"Other than the Smokies and a few other protected areas, lichen diversity in the East is radically different from that of a century ago," said Dr. James Lendemer of the New York Botanical Garden, as we hiked up the Noland Divide Trail out of Deep Creek. Lichens are composite organisms, usually composed of a green alga and a fungus that together can live in locations that many other forms of life cannot, such as the sun-baked exposed rock faces we were heading up the trail to find. The two parts of a lichen support each other, with the fungus providing protection for the algae and feeding off of the sugars the algae produces by photosynthesis. Lichens are named for the fungus, as often the same algal species is found in many different lichens. As we hike, we notice lichens that hang from trees like hair, bright red-tipped British soldier lichens, and leafy growths or gray "paint splotches" on tree trunks.
Lichens are incredibly diverse. On another hike up the Bullhead and Rainbow Falls trails to Mount Le Conte with Dr. Lendemer and his fellow taxonomist, Dr. Erin Tripp of the Rancho Santa Ana Botanic Garden, over 200 species were observed.

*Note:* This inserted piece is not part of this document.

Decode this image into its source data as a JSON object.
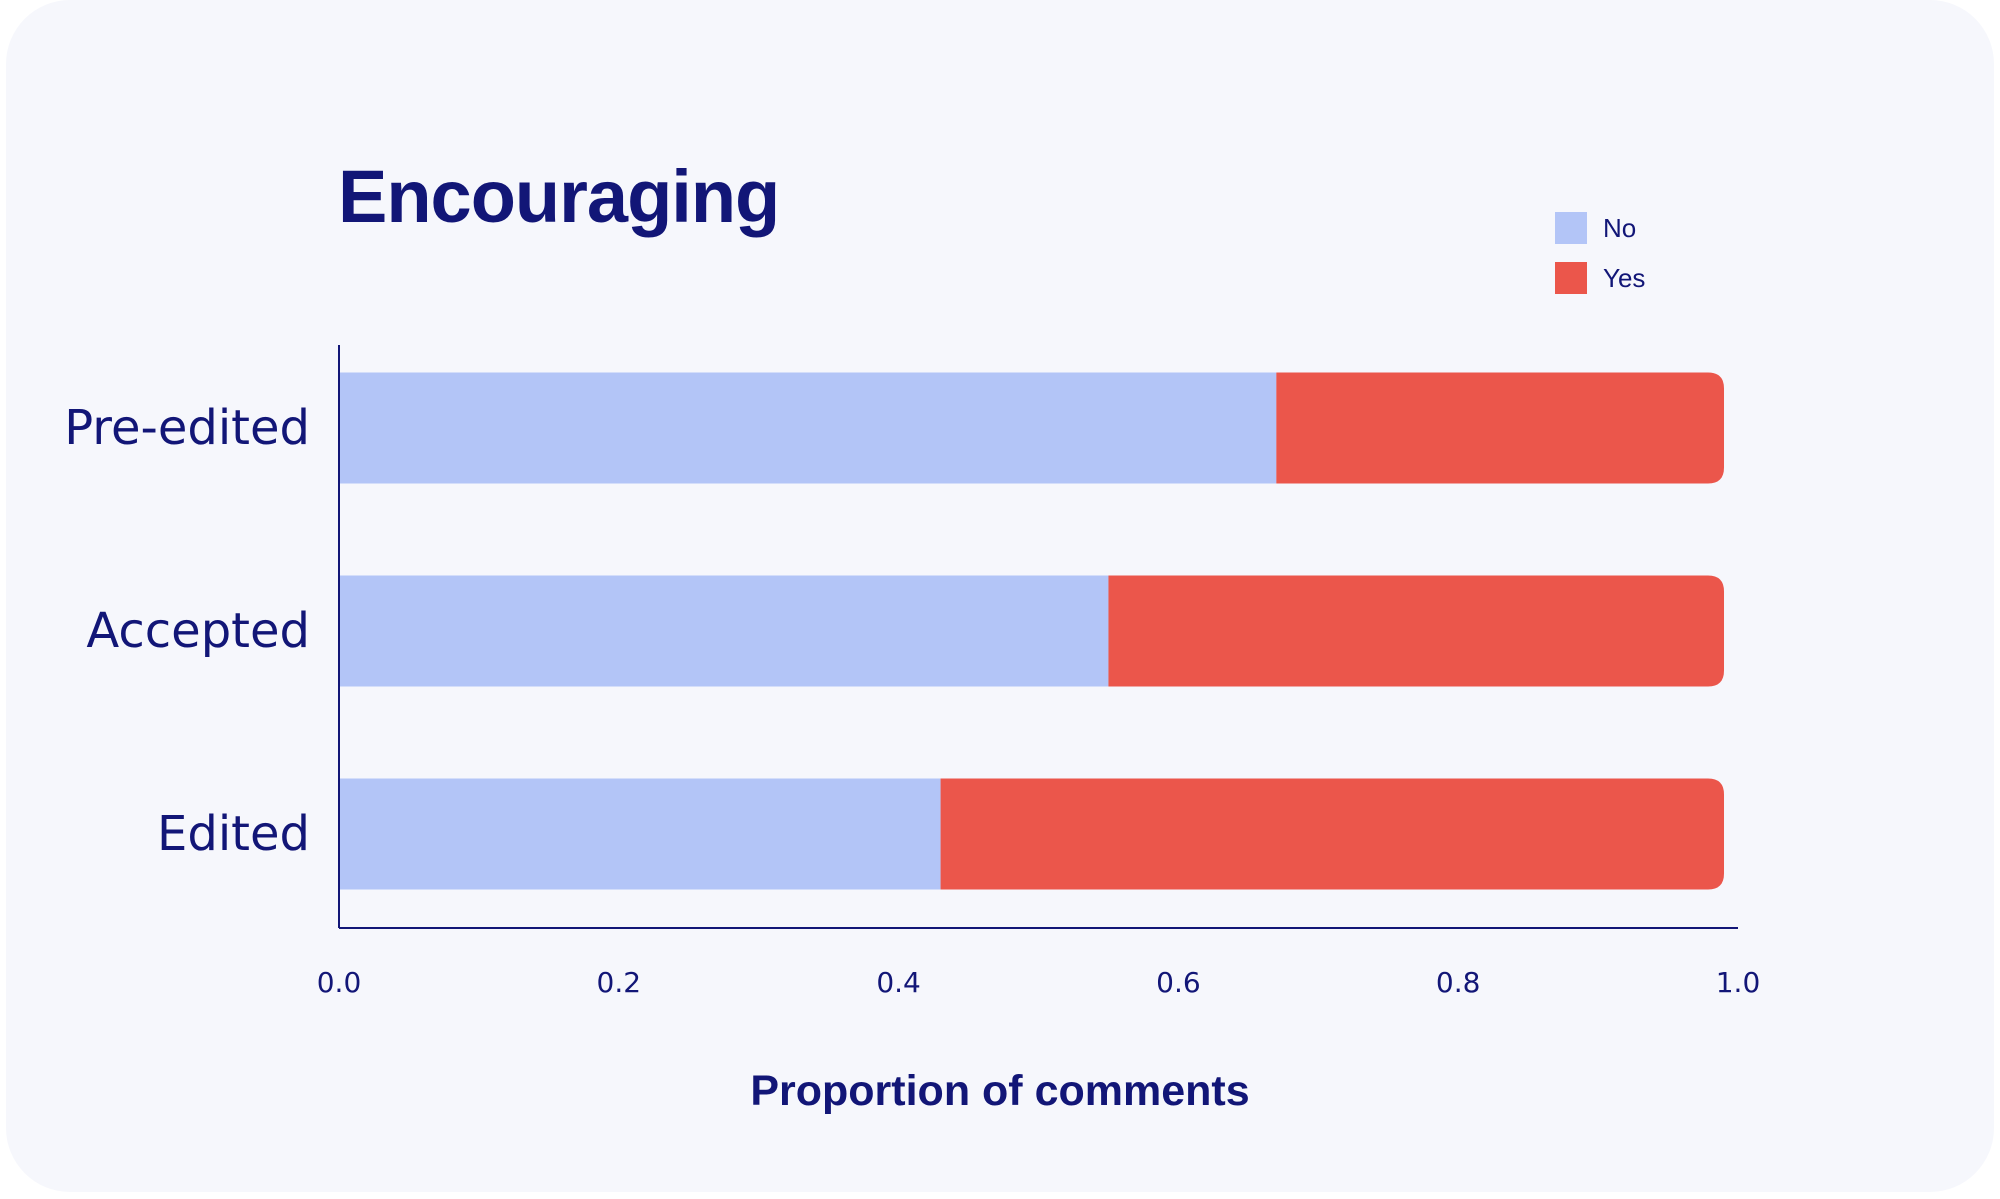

More than 5,000 species of lichen and related fungi have been documented in North America, and over 800 of those have been found in Great Smoky Mountains National Park. Along with colleague Dr. Richard Harris (also of NYBG), Drs. Lendemer and Tripp have described 20 lichen species and two lichen genera that are new to science and have reported numerous geographic range extensions. Researchers have found more species of lichens in the Great Smok Mountains than in any other national park unit.
When we get to the first rocky outcropping, Dr. Lendemer starts calling out names as if he is seeing long-lost classmates at a college reunion. A patch of yellow on a rock turns out to be Acarospora sinopica, a species that lives on exposed rocks with high iron content. It is a new park record.
Dr. Tripp calls out about another unusual record. I assume she is talking about a large, leafy species at the top of the rock. But she points to an inconspicuous brown crust with tiny black dots on the rock face itself. It stood out like a stop sign to her as she walked by, but I hadn't noticed the lichen crust though I had been staring directly at it.